Center for Precision Health, School of Biomedical Informatics, University of Texas Health Science Center at Houston, Houston, TX 77030, USA.
Cells. 2022 Jul 16;11(14):2219. doi: 10.3390/cells11142219.
Genome-wide association studies have successfully identified variants associated with multiple conditions. However, generalizing discoveries across diverse populations remains challenging due to large variations in genetic composition. Methods that perform gene expression imputation have attempted to address the transferability of gene discoveries across populations, but with limited success.
Here, we introduce a pipeline that combines gene expression imputation with gene module discovery, including a dense gene module search and a gene set variation analysis, to address the transferability issue.

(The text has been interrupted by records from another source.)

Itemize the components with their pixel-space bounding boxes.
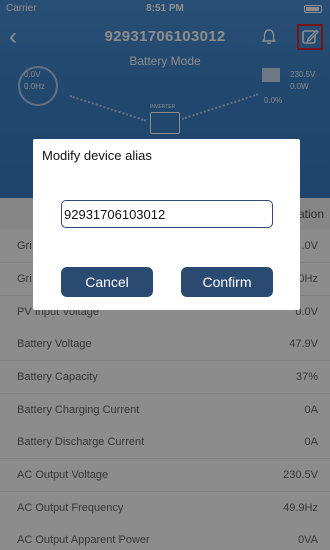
cancel-button[interactable]: Cancel <box>61 267 153 297</box>
alias-input[interactable] <box>61 200 273 228</box>
confirm-button[interactable]: Confirm <box>181 267 273 297</box>
modify-alias-dialog: Modify device alias Cancel Confirm <box>33 139 300 310</box>
dialog-title: Modify device alias <box>42 148 152 163</box>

Our method feeds association probabilities of imputed gene expression with a selected phenotype into tissue-specific gene-module discovery over protein interaction networks to create higher-level gene modules.
We demonstrate our method's utility in three case-control studies of Alzheimer's disease (AD) for three different race/ethnic populations (Whites, African descent and Hispanics). We discovered 182 AD-associated genes from gene modules shared between these populations, highlighting new gene modules associated with AD.
Our innovative framework has the potential to identify robust discoveries across populations based on gene modules, as demonstrated in AD.
全基因组关联研究已经成功鉴定出与多种疾病相关的变异。然而,由于遗传组成的巨大差异,将发现推广到不同人群仍然具有挑战性。进行基因表达推断的方法试图解决基因发现的可转移性问题,但收效甚微。
在这里,我们引入了一种结合基因表达推断和基因模块发现的流水线,包括密集基因模块搜索和基因集变异分析,以解决可转移性问题。我们的方法将推断的基因表达的关联概率与选定的表型一起输入蛋白质相互作用网络中的组织特异性基因模块发现中,以创建更高层次的基因模块。
我们在针对三个不同种族/民族(白人、非洲裔和西班牙裔)的阿尔茨海默病(AD)的三个病例对照研究中证明了我们方法的实用性。我们从这些人群之间共享的基因模块中发现了 182 个与 AD 相关的基因,突出了与 AD 相关的新基因模块。
我们的创新框架有可能基于基因模块在人群中识别稳健的发现,正如 AD 中所证明的那样。